Caesarstone is an Israeli-based company that manufacturers and sells engineered stone surfaces that are installed as countertops on residential kitchens (and other uses) and are sold under the Caesarstone brand.

In a report published Tuesday, analysts at Spruce Point Capital valued the stock between $8 to $23 per share and placed a "Strong Sell" recommendation on the stock.

Spruce Point Capital is a New York-based activist investment manager that focuses on short-selling, special situations, and value investment opportunities.

See Also: Caesarstone Opens New Plant To Serve Demand In The US

The analysts noted in their report that Caesarstone announced a U.S. expansion plan in 2013 at an initial estimated cost of $100 million.

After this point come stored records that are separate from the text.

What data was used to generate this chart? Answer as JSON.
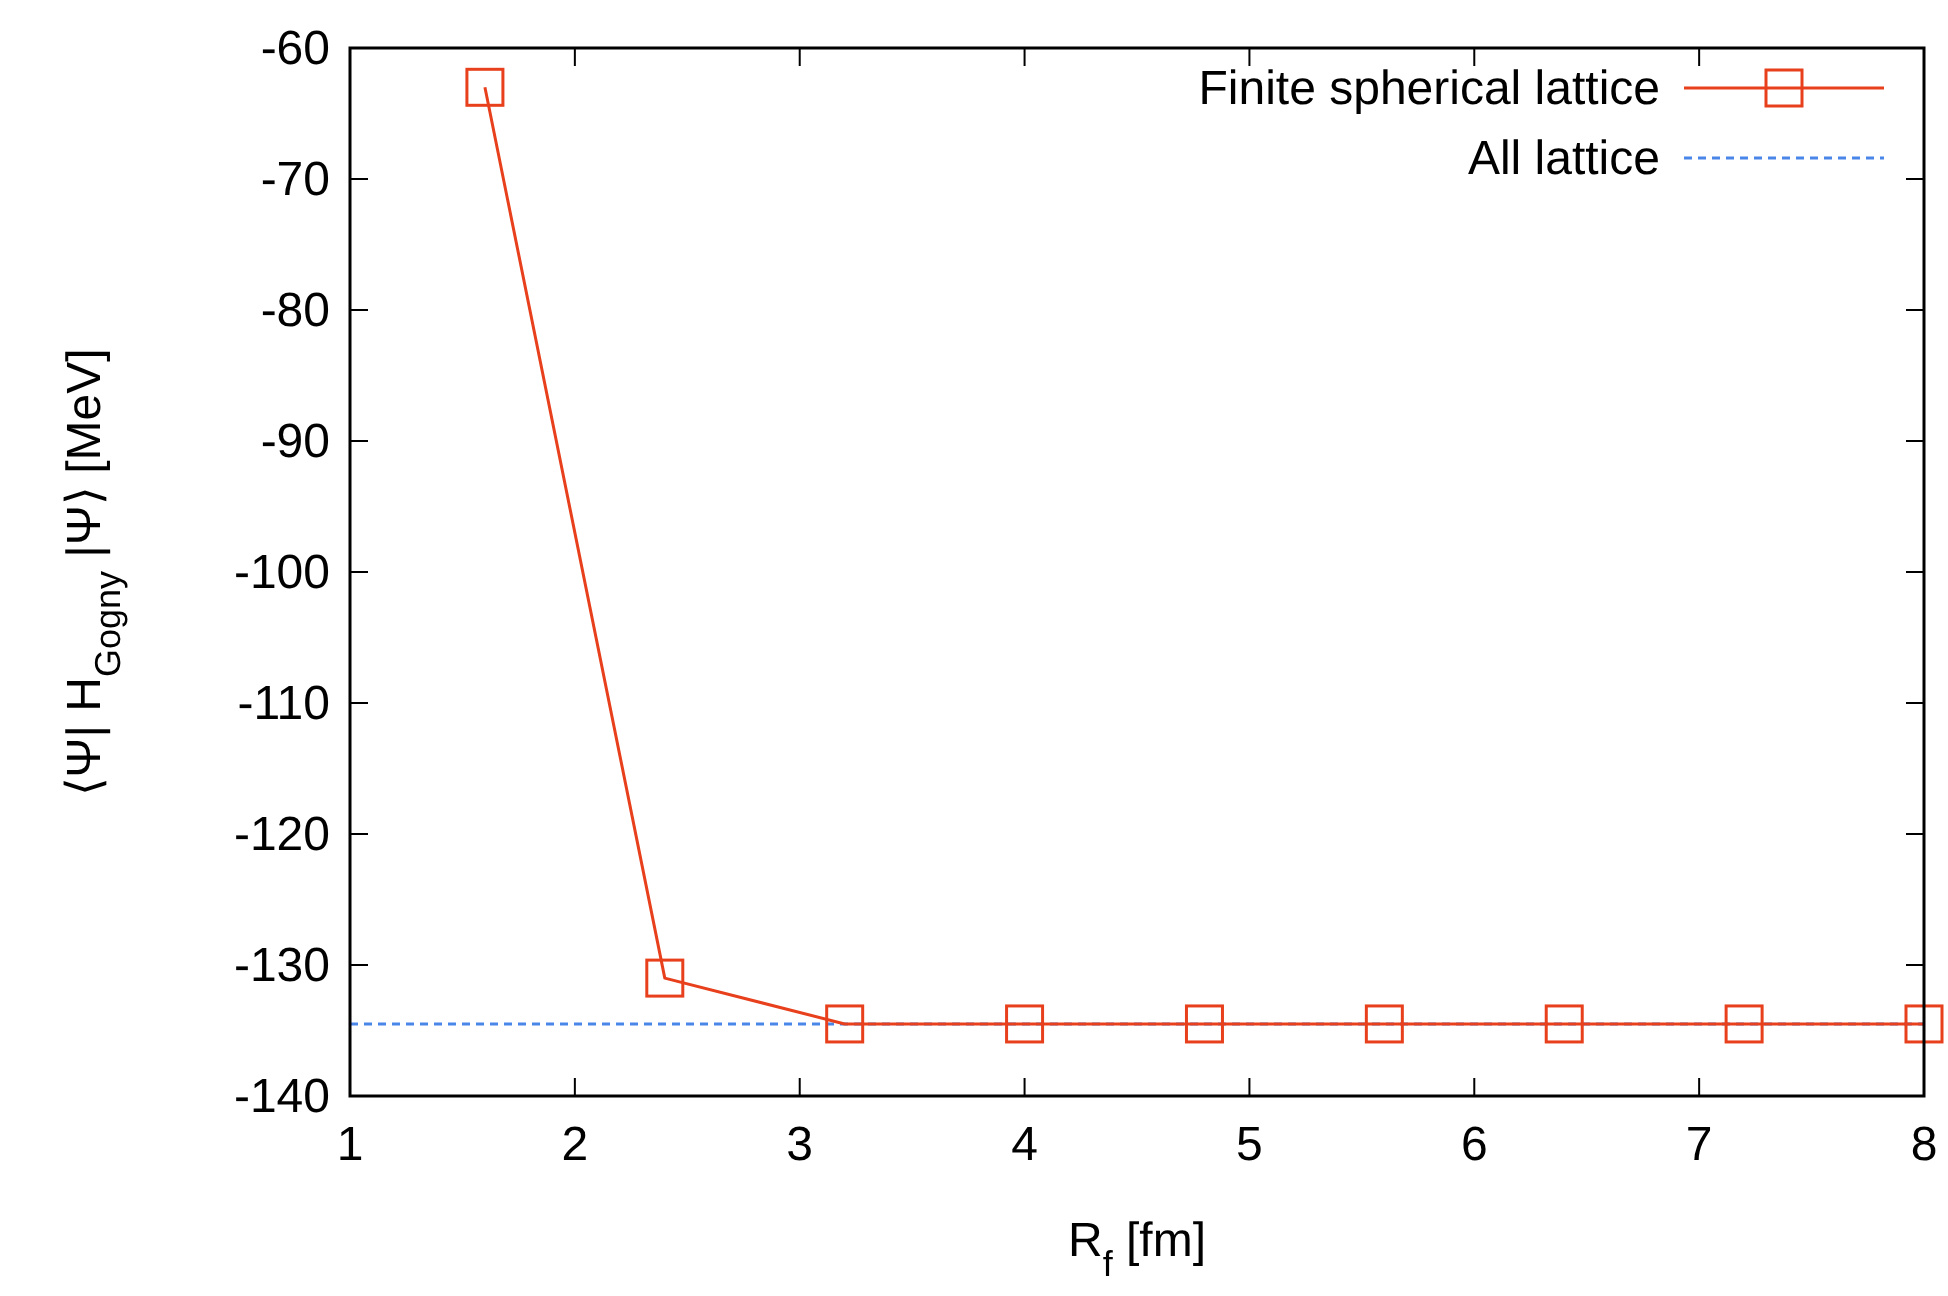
{
  "chart_data": {
    "type": "line",
    "xlabel": "R$_{f}$ [fm]",
    "ylabel": "⟨Ψ| H$_{Gogny}$ |Ψ⟩ [MeV]",
    "x": [
      1.6,
      2.4,
      3.2,
      4.0,
      4.8,
      5.6,
      6.4,
      7.2,
      8.0
    ],
    "series": [
      {
        "name": "Finite spherical lattice",
        "color": "#e8401c",
        "values": [
          -63,
          -131,
          -134.5,
          -134.5,
          -134.5,
          -134.5,
          -134.5,
          -134.5,
          -134.5
        ]
      }
    ],
    "xlim": [
      1,
      8
    ],
    "xticks": [
      1,
      2,
      3,
      4,
      5,
      6,
      7,
      8
    ],
    "ylim": [
      -140,
      -60
    ],
    "yticks": [
      -140,
      -130,
      -120,
      -110,
      -100,
      -90,
      -80,
      -70,
      -60
    ],
    "ref_lines": [
      {
        "axis": "y",
        "value": -134.5,
        "label": "All lattice",
        "color": "#4a86e8",
        "line_style": "dashed"
      }
    ],
    "marker": "square",
    "line_style": "solid",
    "grid": false,
    "legend": "top right"
  }
}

The company then raised its cost estimate twice, the most recent of which occurred in the first quarter to a new $130 million estimate.

However, the analysts stated that their own proprietary research indicate the project is 60 percent higher on a per square foot basis relative to Cambria's U.S. expansion in Minnesota. The analysts added that "there is evidence to suggest" the company may have already capitalized $10 million or more of costs to its balance sheet to boost its earnings, with room to increase its capitalization of expenses further due to the $30 million cost over-run.

The analysts said recent checks at Caesarstone U.S. facility shows it is producing an "immaterial" amount of product while import data "remains extremely weak" at a time when the company faces "difficult" year-over-year comps.

"Caesarstone's shareholders need to ask themselves why after waiting almost 2 years, and spending over $100m, is the U.S. facility so vastly underutilized?" the report said.

Playbook ‘Mirroring' A Failed Israeli Company

The analysts moved on to state that two of Caesarstone's key executives previously worked at Tefron, a NYSE listed Israeli-based company that "abruptly failed" and was delisted from the exchange. The analysts suggested that there are "many parallels" between Caesarstone and Tefron aside from the same executives, including using the same auditing firm, and a promise of offering a unique technology.

The analysts also cited local Israeli news reports that Tefron's failure was described as a "consequence of poor execution by management and bad quality." This is particularly relevant as the analysts said that in their own lab tests, Caesarstone's quartz countertop contained less than 90 percent quartz yet it advertises "up to 93 percent quartz."

Bottom line, the analysts analysis concluded that Caesarstone's sales may be "stagnant" and its EBITDA may be overstated by up to $30 million. At the same time, its free cash flow has been flat to negative for five out of the six quarters and the company faces ongoing foreign exchange headwinds.

Benzinga reached out to Ceasarstone on Tuesday afternoon and is awaiting a response.